Une nouvelle baby Lambo
Malgré les relations plus que glaciales entre Gandini et Chrysler, qui a modifié lourdement le dessin du designer italien pour la future Diablo, c’est bien lui qui revient signer la Lamborghini P140. La filiation entre les deux voitures est évidente dans son allure générale, et on peut même, avec le recul, voir quelques indices de ce qui sera l’EB110, elle aussi en partie dessinée par Gandini.
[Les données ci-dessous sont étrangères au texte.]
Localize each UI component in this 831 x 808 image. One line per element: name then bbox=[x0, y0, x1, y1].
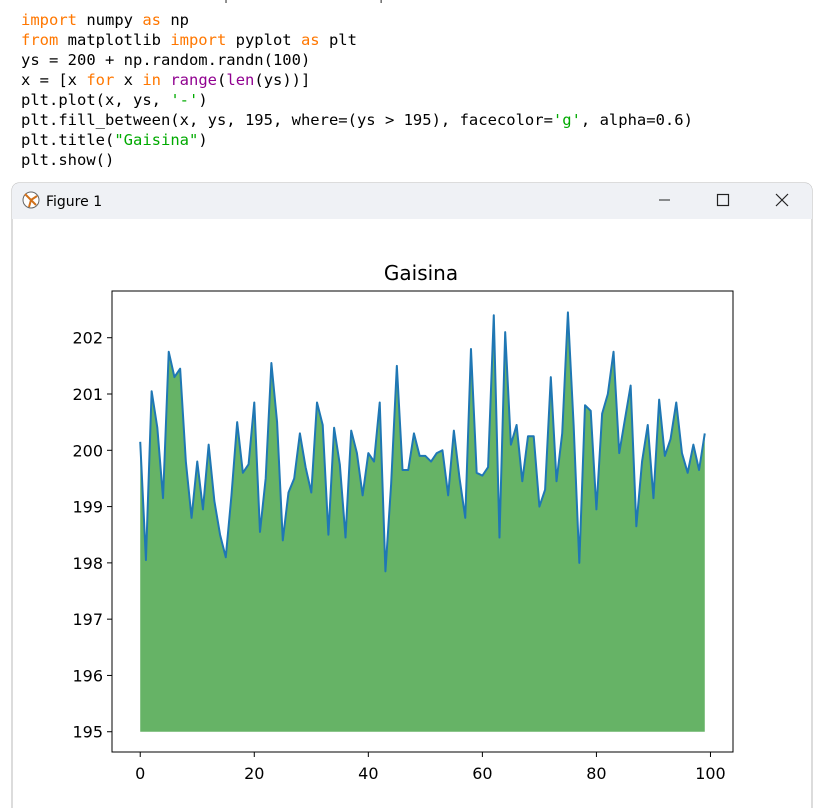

La voiture, présentée en 1989, propose une configuration proche de celle de la Jalpa, avec son toit amovible. Cependant, les choix techniques, eux sont assez radicalement différents. La Lamborghini P140 fait appel massivement à l’aluminium et surtout le V8 laisse place à une architecture encore inédite pour une voiture de route, un moteur V10.
Le nouveau bloc tout alliage de 4 litres de cylindrée développe la bagatelle de 365 chevaux, envoyés aux roues arrières via une boite de vitesse à 6 rapports, et il était même envisagé une version à 4 roues motrices, histoire de compléter la gamme. Les premiers essais sur le circuit de Nardo donnent une vitesse de pointe de plus de 290 km/h, de quoi aller chasser sereinement sur les terres de la Ferrari 348, la cible de notre petit taureau.





Malheureusement pour la Lamborghini P140, Chrysler, qui a acheté la marque sans trop savoir qu’en faire, voit que la Diablo consume tout le cash injecté, et laisse le projet dans les étagères, le temps que le vaisseau amiral n’entre en production. L’histoire va finir de sceller son sort, la Guerre du Golfe, qui entraîne une flambée des prix du pétrole, et l’éclatement de la bulle financière japonaise font chuter violemment les ventes de supercars, mettant à nouveau Sant’Agata dans le rouge.
Chrysler décide alors de se séparer de la marque en 1994. Elle passe alors sous pavillon indonésien, avec MegaTech, une entité ayant à sa tête, entre autres, le fils du président Suharto. Ici aussi, les finances sont serrées, et il faudra attendre la prise de contrôle par Audi, pour qu’une petite Lamborghini, qui reprend les caractéristiques de la P140, n’apparaisse.
La Lamborghini P140 de nos jours
Trois ou quatre prototypes de la Lamborghini P140 auraient été produits. On arrive avec certitude à en identifier trois, en tout cas. Le premier est une maquette à l’échelle 1 rouge, qui a servi à la présenter en interne, qui a depuis été détruit.
Le deuxième est le prototype qui a servi aux essais des performance, notamment à Nardo. De couleur orange, on l’a surtout vu lourdement camouflé. Il servira aussi à quelques séances photo, et je n’ai pas réussi à retrouver sa trace.
Le dernier est un prototype complet, qui à un moment, a été accidenté, sans qu’on connaisse les détails. Il a depuis été reconstruit, et il est exposé au Musée Lamborghini. On a également pu le voir dans quelques concours d’élégance.